Former Chairman of the Independent National Electoral Commission (INEC), Professor Attahiru Jega,has explained how the electronic transmission of results will reduce election fraud in the country.
Jega disclosed this on the sidelines of the ongoing ECOWAS Parliament’s High-level Seminar in Winneba, Ghana, ahead of the 2023 general elections in Nigeria.
Jega however hailed the passage of the Electoral Bill by the National Assembly, saying that the development was one of the legal frameworks that will guarantee credible elections in the country.
The seminar with the theme: “Two Decades of Democratic Elections in ECOWAS Member States: Achievements, Challenges and the Way Forward,” aimed at proffering solutions to electoral misdemeanors in the sub-region.

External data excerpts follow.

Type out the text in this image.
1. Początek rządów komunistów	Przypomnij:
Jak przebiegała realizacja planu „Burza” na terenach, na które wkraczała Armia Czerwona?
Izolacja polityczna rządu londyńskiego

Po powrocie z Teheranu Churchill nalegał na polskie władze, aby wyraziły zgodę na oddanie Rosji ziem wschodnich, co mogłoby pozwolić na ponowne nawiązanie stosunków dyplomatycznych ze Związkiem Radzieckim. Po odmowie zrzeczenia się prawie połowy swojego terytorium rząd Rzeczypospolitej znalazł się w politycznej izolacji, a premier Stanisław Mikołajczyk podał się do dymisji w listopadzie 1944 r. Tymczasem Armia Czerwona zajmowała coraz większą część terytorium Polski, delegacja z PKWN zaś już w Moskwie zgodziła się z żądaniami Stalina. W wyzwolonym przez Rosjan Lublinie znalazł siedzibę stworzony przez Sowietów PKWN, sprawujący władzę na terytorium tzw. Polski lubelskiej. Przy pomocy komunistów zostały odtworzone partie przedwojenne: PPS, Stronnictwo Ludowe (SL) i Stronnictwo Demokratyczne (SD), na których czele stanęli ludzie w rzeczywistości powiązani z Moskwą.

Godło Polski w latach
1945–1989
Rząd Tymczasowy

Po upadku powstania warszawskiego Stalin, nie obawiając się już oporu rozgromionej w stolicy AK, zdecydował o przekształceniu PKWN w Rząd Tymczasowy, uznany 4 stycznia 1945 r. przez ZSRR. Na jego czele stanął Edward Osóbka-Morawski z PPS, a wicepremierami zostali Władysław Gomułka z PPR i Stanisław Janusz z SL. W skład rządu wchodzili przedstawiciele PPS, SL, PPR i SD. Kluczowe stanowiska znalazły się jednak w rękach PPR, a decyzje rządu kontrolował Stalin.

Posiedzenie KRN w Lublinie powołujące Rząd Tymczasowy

“I have no doubt that Nigeria has the competence and capacity to deeply engage in the electronic transmission of result. Since 2012, INEC has been piloting an electronic transmission of result system with robust software, with robust security, and they have piloted it in many elections.
“I am happy now that the National Assembly have agreed for this to be done and has created the legal framework
“One of the major areas where fraud takes place in the elections of Nigeria is in the transmission of results manually. From the polling units, to the ward level, to the constituency level, electronic transmission of result will wipe this out,” Jega said.
Jega further called on Nigerians to have confidence in the new process, while also saying it was wrong to assume that results will not be accurately transmitted without a 100 percent network coverage.
He added that even in advanced countries, they are sometimes confronted with the challenge of poor network, insisting that once 70 percent of the results can be transmitted electronically, it is a pass.
“It is wrong to assume that if you cannot have 100 percent internet coverage, then you cannot do electronic transmission of results. Who says so?
“If you can do it in 80 percent of the polling units, or even 70 percent, it is still an A and you will have eliminated fraud in 70 percent or 80 percent of the polling units in terms of transmission.
“Even in developed countries, there are still areas where you can have challenges of internet connectivity. We have to accept that in these modern times, we can use technology to improve the integrity of elections and it is the only way to go,” Jega added.
Jega also urged the National Assembly to have a review of the draft bill that allowed the trend of extreme monetisation of politics in Nigeria which allowed only the rich to participate in politics.
According to Jega, “There are other things in the draft bill, for example, monetisation of politics. They have increased the threshold. They said to be president, you can spend up to N2 billion in campaigns; to be a governor, you can spend up to N1 billion; to be senator, you can spend up to N500 million and this is extreme monetisation of politics.
“These are other provisions that the Members of the National Assembly need to consider and drastically reduce, otherwise, or they will turn our democracy to plutocracy, which is government for the rich.”